Does anybody know if mass chromatogram as defined by Schimdzu:
http://www.shimadzu.com/an/mc.html

is the same thing as extracted ion profile? It is for one specific m/z, however in EIP usually more m/z are selected (I think...). However, both are still acquired in TIC, aren't they?

I'm pretty sure that's what they are doing. They're just sorting the TIC by a specific mass to make everything else disappear. I've never heard anyone use the term "fragmentograms" in all the years (more than 25) I've been working with GCMS.

Hello

In all softwares you have option "extract ion/ions" from TIC. I believe that what they do.
Is it SIM - No. In my opinion it is another tool for sales people to impress customers

Regards

Tomasz Kubowicz

... However, both are still acquired in TIC, aren't they?

Not exactly. Aquired in SCAN mode. TIC is different term.

Hello

Thank you for all your help, it's much clearer now.

dblux_, you're right, the acquisition mode is scan (or total scan), which results in TIC. At least that's what I've always been taught.

Following the "Next" link on the Shimadzu tutorial page to which amateur23 posted a link will take you to Shimadzu's description of SIM, which clarifies the way in which it differs from an extracted mass chromatogram.
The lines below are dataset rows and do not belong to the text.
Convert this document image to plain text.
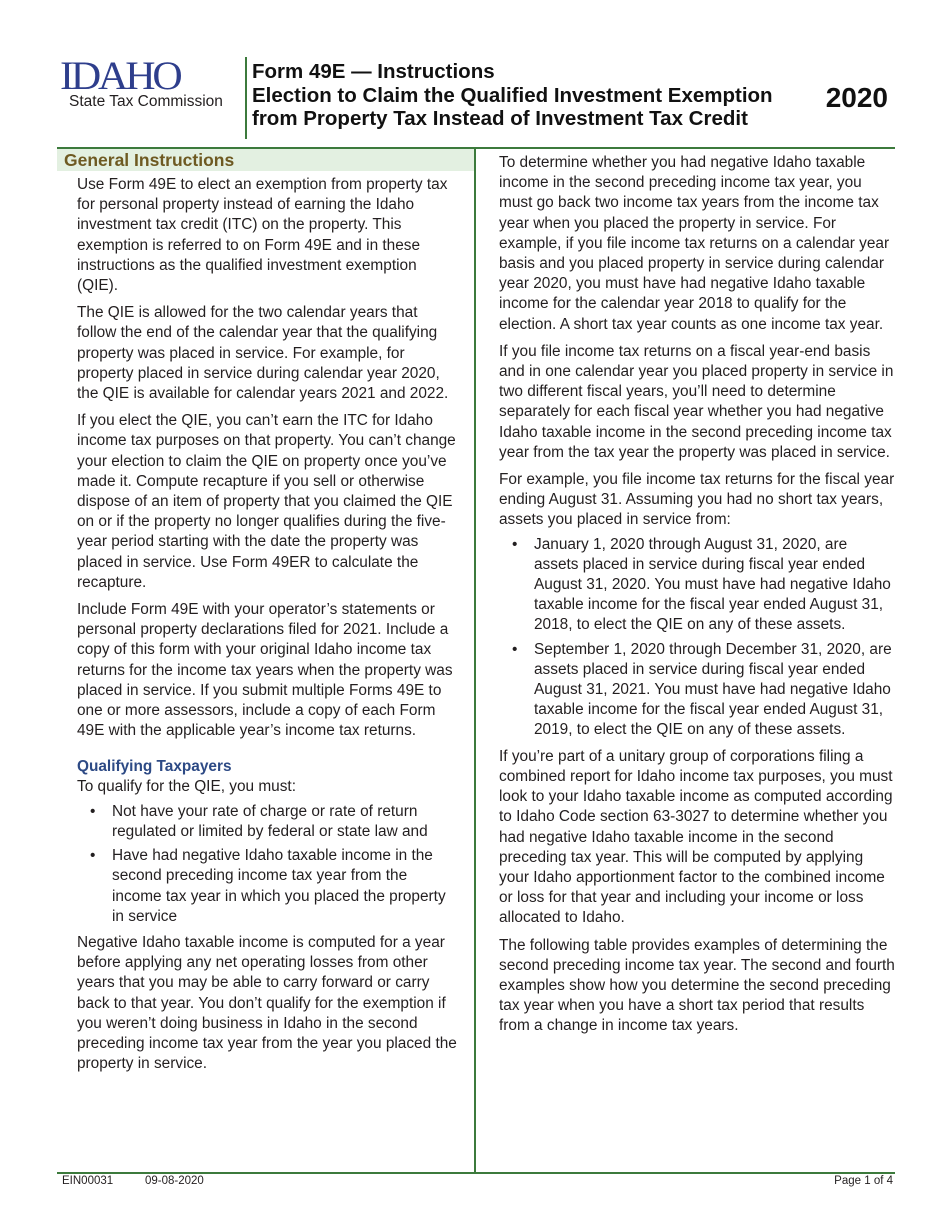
IDAHO
State Tax Commission
Form 49E — Instructions
Election to Claim the Qualified Investment Exemption
from Property Tax Instead of Investment Tax Credit
2020
General Instructions

Use Form 49E to elect an exemption from property tax for personal property instead of earning the Idaho investment tax credit (ITC) on the property. This exemption is referred to on Form 49E and in these instructions as the qualified investment exemption (QIE).

The QIE is allowed for the two calendar years that follow the end of the calendar year that the qualifying property was placed in service. For example, for property placed in service during calendar year 2020, the QIE is available for calendar years 2021 and 2022.

If you elect the QIE, you can’t earn the ITC for Idaho income tax purposes on that property. You can’t change your election to claim the QIE on property once you’ve made it. Compute recapture if you sell or otherwise dispose of an item of property that you claimed the QIE on or if the property no longer qualifies during the five-year period starting with the date the property was placed in service. Use Form 49ER to calculate the recapture.

Include Form 49E with your operator’s statements or personal property declarations filed for 2021. Include a copy of this form with your original Idaho income tax returns for the income tax years when the property was placed in service. If you submit multiple Forms 49E to one or more assessors, include a copy of each Form 49E with the applicable year’s income tax returns.

Qualifying Taxpayers

To qualify for the QIE, you must:

• Not have your rate of charge or rate of return regulated or limited by federal or state law and
• Have had negative Idaho taxable income in the second preceding income tax year from the income tax year in which you placed the property in service

Negative Idaho taxable income is computed for a year before applying any net operating losses from other years that you may be able to carry forward or carry back to that year. You don’t qualify for the exemption if you weren’t doing business in Idaho in the second preceding income tax year from the year you placed the property in service.

To determine whether you had negative Idaho taxable income in the second preceding income tax year, you must go back two income tax years from the income tax year when you placed the property in service. For example, if you file income tax returns on a calendar year basis and you placed property in service during calendar year 2020, you must have had negative Idaho taxable income for the calendar year 2018 to qualify for the election. A short tax year counts as one income tax year.

If you file income tax returns on a fiscal year-end basis and in one calendar year you placed property in service in two different fiscal years, you’ll need to determine separately for each fiscal year whether you had negative Idaho taxable income in the second preceding income tax year from the tax year the property was placed in service.

For example, you file income tax returns for the fiscal year ending August 31. Assuming you had no short tax years, assets you placed in service from:

• January 1, 2020 through August 31, 2020, are assets placed in service during fiscal year ended August 31, 2020. You must have had negative Idaho taxable income for the fiscal year ended August 31, 2018, to elect the QIE on any of these assets.
• September 1, 2020 through December 31, 2020, are assets placed in service during fiscal year ended August 31, 2021. You must have had negative Idaho taxable income for the fiscal year ended August 31, 2019, to elect the QIE on any of these assets.

If you’re part of a unitary group of corporations filing a combined report for Idaho income tax purposes, you must look to your Idaho taxable income as computed according to Idaho Code section 63-3027 to determine whether you had negative Idaho taxable income in the second preceding tax year. This will be computed by applying your Idaho apportionment factor to the combined income or loss for that year and including your income or loss allocated to Idaho.

The following table provides examples of determining the second preceding income tax year. The second and fourth examples show how you determine the second preceding tax year when you have a short tax period that results from a change in income tax years.

EIN00031	09-08-2020	Page 1 of 4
Extracted mass chromatograms, taken from TIC data, are far more than a sales tool. If you know exactly what you are looking for, you will collect SIM data (assuming you're using a quadrupole instrument) because it's far more sensitive. If you don't know what you're looking for, you will collect scan data. If you then find an interesting ion in the scan data from a complex sample, you'd be insane to integrate the TIC because it might contain hundreds of peaks, mostly coeluting. Instead naturally you will extract a chromatogram of the appropriate mass, which will probably contain only a handful of peaks, and integrate this.
No, it's not as sensitive as SIM, but you can't set up a SIM experiment when you don't know what you're looking for.
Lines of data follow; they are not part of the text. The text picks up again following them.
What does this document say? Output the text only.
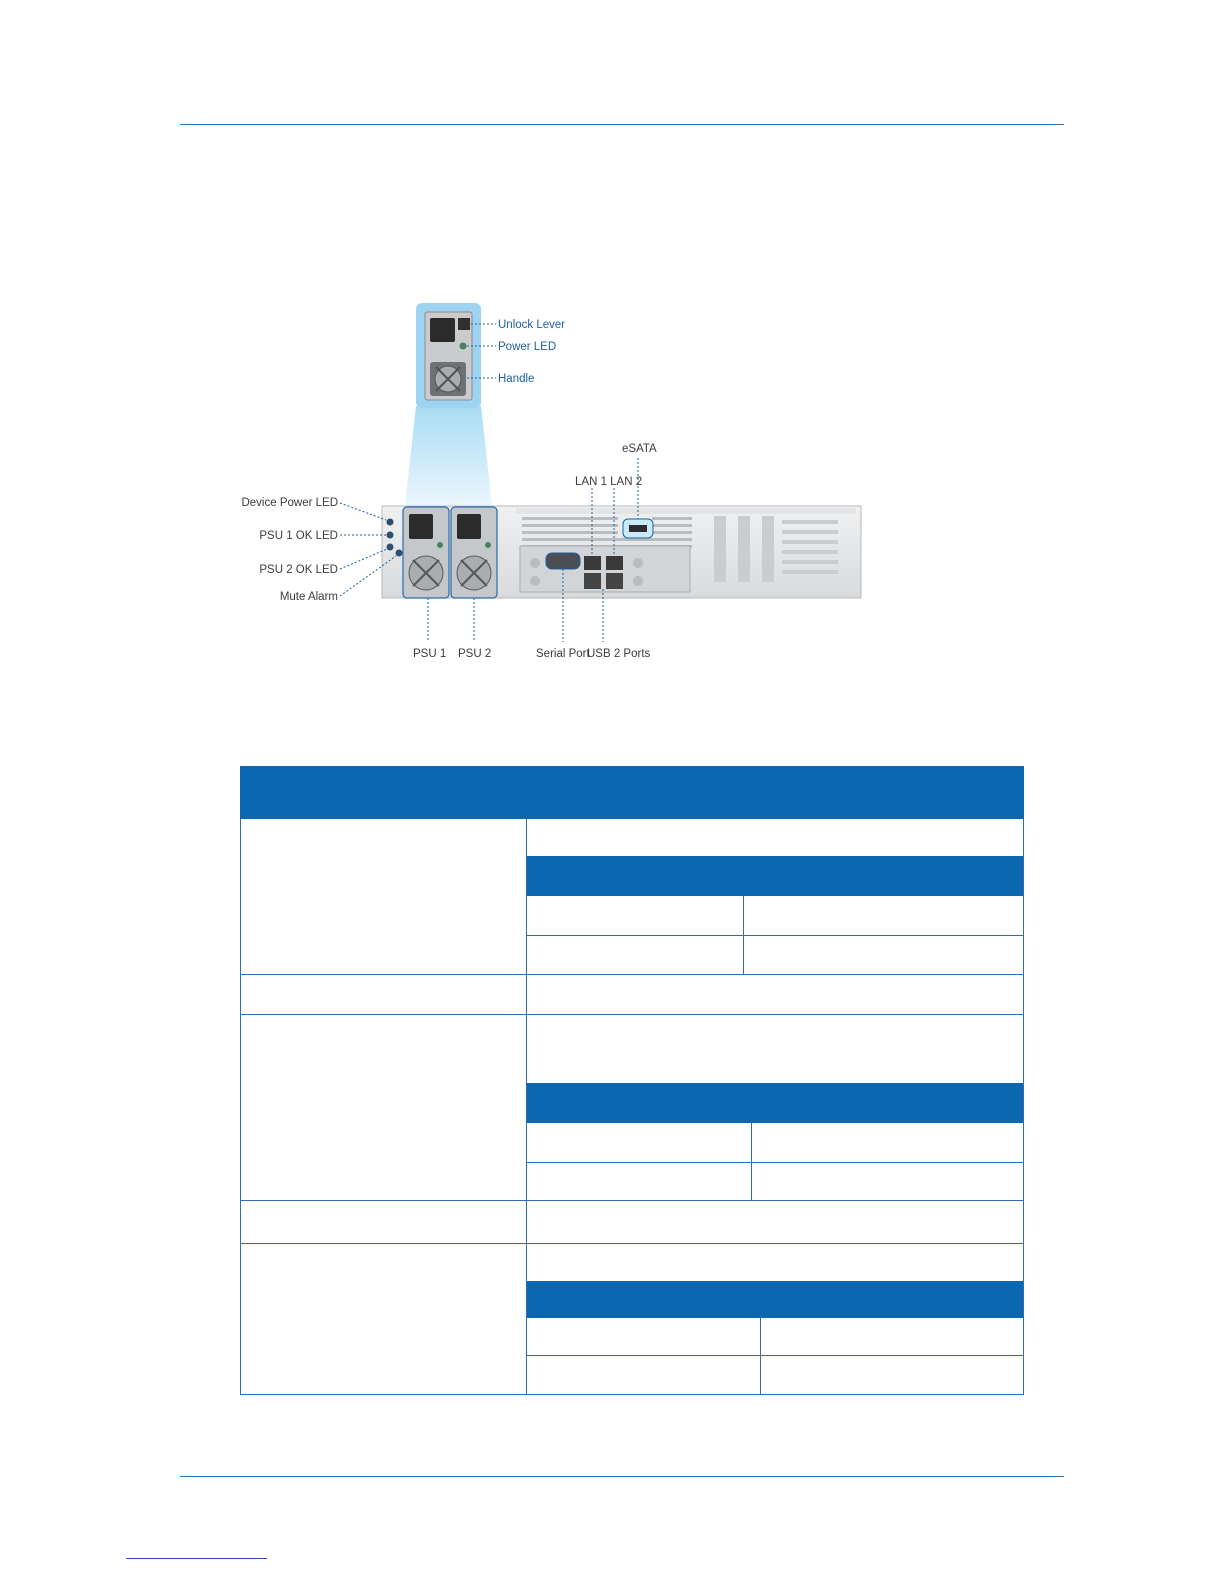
Unlock Lever
Power LED
Handle
Device Power LED
PSU 1 OK LED
PSU 2 OK LED
Mute Alarm
eSATA
LAN 1 LAN 2
PSU 1 PSU 2	Serial Port
USB 2 Ports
This, incidentally, has always been Thermo's argument when selling high-resolution instruments in competition with triple quads: if you're looking for drugs of abuse, MRMs in a triple quad can only look for drugs you know about. If someone comes up with a new drug, you can mine accurate mass data retrospectively. So if you can get your specificity by accurate mass rather than MS^2, your data-set is more useful. I don't completely agree, because MRMs can potentially distinguish isomers, which accurate mass cannot. But Thermo have a point.